What interests me the most, though, are the various assertions about the efficacy of protest, especially around poverty. Motivation is always invisible and inside people, and if you want to imagine shadowy conspiracies rather than looking at what's right in front of you, it is always possible to invent ways to do so. But the connection between organizing against poverty (which is often done by people who are themselves living in poverty, despite what this blogger claims) and gains for poor people can only be avoided by refusing to look.

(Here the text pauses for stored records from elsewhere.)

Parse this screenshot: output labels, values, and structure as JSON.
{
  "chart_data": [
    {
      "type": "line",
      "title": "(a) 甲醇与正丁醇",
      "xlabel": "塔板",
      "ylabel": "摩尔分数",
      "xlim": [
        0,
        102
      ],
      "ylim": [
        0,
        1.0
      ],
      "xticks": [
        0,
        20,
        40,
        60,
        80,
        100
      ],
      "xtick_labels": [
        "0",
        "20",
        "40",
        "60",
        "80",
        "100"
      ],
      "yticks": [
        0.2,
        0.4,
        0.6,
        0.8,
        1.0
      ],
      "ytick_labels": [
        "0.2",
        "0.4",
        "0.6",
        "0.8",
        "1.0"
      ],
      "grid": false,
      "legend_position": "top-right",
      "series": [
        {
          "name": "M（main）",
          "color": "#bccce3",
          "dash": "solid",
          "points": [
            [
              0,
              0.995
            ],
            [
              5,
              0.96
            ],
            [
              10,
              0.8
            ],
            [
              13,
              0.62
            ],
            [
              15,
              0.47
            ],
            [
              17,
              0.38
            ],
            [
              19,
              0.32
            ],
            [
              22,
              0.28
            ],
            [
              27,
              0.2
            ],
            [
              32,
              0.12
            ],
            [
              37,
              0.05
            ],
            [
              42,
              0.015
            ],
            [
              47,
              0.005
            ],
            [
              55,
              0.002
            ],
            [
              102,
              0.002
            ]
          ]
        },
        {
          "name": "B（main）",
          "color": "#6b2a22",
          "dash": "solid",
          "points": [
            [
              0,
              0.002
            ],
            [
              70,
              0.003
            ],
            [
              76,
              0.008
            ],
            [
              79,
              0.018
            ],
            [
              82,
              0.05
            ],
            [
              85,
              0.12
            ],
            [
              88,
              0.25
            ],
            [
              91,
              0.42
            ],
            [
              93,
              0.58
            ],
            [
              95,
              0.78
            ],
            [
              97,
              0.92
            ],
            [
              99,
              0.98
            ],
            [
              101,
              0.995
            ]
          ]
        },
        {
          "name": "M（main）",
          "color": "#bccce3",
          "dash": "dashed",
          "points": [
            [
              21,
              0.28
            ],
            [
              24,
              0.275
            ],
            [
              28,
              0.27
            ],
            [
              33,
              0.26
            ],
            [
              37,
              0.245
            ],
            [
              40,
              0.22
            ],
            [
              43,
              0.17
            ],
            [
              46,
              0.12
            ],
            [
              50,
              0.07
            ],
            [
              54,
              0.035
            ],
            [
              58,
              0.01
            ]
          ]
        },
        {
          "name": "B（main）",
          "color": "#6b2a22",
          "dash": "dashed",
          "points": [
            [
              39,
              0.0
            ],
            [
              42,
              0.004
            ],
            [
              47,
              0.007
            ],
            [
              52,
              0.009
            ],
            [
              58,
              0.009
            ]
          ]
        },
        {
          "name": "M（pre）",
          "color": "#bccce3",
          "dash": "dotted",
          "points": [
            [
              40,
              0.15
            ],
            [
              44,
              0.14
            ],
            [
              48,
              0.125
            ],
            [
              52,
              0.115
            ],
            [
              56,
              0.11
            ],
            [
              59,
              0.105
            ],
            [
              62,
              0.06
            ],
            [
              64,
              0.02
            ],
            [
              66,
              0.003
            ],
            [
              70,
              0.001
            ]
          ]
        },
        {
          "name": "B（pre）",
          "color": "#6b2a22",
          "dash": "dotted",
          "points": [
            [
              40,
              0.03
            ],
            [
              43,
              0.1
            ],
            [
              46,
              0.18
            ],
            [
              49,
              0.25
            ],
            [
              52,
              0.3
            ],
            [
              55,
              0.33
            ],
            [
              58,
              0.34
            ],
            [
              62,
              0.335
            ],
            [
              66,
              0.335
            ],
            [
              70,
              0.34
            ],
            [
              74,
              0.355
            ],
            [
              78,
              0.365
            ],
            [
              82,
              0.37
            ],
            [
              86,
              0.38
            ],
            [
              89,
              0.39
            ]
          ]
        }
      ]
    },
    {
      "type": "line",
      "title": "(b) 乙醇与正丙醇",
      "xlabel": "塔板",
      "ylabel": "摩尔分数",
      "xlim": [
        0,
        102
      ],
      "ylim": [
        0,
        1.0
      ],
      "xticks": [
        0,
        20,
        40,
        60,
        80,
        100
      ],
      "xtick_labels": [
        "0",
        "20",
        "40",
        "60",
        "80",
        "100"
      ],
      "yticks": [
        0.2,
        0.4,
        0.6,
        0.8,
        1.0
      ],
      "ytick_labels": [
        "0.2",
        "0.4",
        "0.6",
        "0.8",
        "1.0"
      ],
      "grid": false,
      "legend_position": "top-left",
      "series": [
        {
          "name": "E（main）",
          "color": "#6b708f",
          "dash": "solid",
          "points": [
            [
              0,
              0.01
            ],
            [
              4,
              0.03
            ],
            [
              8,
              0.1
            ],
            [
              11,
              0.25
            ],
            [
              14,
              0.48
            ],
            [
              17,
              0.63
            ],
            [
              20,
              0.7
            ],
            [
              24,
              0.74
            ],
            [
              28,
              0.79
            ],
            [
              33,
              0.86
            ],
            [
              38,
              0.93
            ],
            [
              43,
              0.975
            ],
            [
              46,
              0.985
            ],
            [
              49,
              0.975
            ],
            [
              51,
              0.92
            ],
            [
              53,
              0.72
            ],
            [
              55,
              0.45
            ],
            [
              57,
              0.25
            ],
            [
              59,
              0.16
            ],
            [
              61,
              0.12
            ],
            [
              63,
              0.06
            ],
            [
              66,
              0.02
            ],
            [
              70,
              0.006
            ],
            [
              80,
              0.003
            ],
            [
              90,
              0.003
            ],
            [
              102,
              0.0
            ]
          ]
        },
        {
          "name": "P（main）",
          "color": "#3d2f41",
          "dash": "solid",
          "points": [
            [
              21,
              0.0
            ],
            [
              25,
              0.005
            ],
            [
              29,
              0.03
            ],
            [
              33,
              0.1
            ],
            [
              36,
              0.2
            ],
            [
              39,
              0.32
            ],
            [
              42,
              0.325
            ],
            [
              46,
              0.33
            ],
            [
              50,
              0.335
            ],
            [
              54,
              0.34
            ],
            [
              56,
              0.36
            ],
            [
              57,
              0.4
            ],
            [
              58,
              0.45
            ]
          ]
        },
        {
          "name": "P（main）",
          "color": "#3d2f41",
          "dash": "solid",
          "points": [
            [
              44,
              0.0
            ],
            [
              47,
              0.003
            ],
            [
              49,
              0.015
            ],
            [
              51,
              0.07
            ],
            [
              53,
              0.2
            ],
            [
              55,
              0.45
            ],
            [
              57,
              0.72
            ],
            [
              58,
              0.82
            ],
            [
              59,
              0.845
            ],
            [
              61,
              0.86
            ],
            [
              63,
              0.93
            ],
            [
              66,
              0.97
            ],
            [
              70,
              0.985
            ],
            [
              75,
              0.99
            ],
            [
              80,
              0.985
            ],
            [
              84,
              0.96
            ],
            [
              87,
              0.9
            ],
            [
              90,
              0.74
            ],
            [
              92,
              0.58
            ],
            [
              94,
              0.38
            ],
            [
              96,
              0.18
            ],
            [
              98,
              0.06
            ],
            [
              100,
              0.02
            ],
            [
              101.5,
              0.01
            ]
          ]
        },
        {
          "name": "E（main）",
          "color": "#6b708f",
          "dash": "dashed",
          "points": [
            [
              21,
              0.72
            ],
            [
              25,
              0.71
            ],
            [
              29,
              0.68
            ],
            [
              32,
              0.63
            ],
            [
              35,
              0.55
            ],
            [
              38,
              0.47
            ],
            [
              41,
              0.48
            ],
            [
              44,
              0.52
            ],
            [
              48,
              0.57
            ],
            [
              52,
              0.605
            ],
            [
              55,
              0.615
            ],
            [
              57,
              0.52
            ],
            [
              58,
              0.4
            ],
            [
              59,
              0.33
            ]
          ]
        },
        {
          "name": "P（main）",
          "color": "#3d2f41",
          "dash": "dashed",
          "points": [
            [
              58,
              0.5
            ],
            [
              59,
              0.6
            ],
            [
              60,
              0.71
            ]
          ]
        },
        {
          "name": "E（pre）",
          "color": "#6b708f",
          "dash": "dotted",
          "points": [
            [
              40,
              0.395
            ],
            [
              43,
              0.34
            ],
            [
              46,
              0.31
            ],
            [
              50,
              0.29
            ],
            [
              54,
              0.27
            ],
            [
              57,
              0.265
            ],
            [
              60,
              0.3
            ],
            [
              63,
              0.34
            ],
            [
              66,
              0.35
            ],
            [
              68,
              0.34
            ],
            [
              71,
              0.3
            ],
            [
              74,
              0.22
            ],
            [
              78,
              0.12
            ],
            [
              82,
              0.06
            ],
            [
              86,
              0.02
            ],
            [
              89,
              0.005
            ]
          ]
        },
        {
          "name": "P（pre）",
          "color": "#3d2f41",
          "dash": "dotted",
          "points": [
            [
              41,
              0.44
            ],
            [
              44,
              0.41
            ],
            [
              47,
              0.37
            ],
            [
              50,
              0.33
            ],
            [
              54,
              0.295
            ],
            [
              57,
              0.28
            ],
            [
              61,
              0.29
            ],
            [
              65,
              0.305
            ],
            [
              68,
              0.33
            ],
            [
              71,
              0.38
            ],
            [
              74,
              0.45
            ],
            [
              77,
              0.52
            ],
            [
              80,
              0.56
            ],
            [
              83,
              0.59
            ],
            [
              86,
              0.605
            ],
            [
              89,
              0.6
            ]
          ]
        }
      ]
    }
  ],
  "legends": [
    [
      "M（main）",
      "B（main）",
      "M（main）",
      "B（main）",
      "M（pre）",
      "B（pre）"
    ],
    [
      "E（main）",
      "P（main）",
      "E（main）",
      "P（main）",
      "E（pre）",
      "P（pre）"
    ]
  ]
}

Because the fact is, if you are willing to look for it, there is plenty of evidence that the diverse forms of organizing represented by the tens of thousands who protested the G20 can do something to alleviate poverty. You can see that on a big scale by looking at the impact that the Canadian welfare state had on poverty, if you compare the pre-welfare state years to the years of its height. This was especially true for seniors. Without actions along the lines of the anti-G20 protest, there would've been no Canadian welfare state -- yes, it was more complicated than that, but mobilization by poor people was essential to that victory. And you can see it by looking at examples that are smaller in scale and more recent too. For instance, take two of the key groups that were involved in some aspects of the anti-G20 organizing, the Ontario Coalition Against Poverty and No One Is Illegal - Toronto. Not everyone who participated was as grounded in communities and in ongoing struggle as those two groups, and I think there is more to say about that, but they are prime examples of the kind of work about which this blogger is being so dismissive. Their actions have many, many positive outcomes. Otherwise they wouldn't be doing them, since results are more or less the point of it all. Not that I've never had questions about choices they've made, and not that everything they do works, but OCAP's direct action casework is an amazing model that directly benefits people living in poverty, and their years of work around the "special dietary supplement" -- including the ways their work opened space for more moderate groups to take advantage of it -- brought many millions of dollars into the hands of poor Ontarians. Similarly, No One Is Illegal has won numerous victories that specifically benefit immigrants and refugees in the Toronto area.

There's one way to look at this blogger's take on protest that might make you want to pull your hair out. The idea of shadowy backers, spoiled narcissists, and the pointlessness of efforts to create change are hardly uncommon, after all, and it can be hard to have to face them again and again. But I think there is also something hopeful about how ridiculous and how open to refutation it all is. I mean, I don't think this blogger is about to be convinced any differently, and I certainly don't believe that learning and growth are a simple product of excavating and publishing "facts." But in the course of struggle, in the course of engagement with ordinary people in all of the different spaces and ways that our movements need to do so, the fact that anti-protest sentiment is so centred on straight-up inaccuracies actually favours our side. And that's hopeful.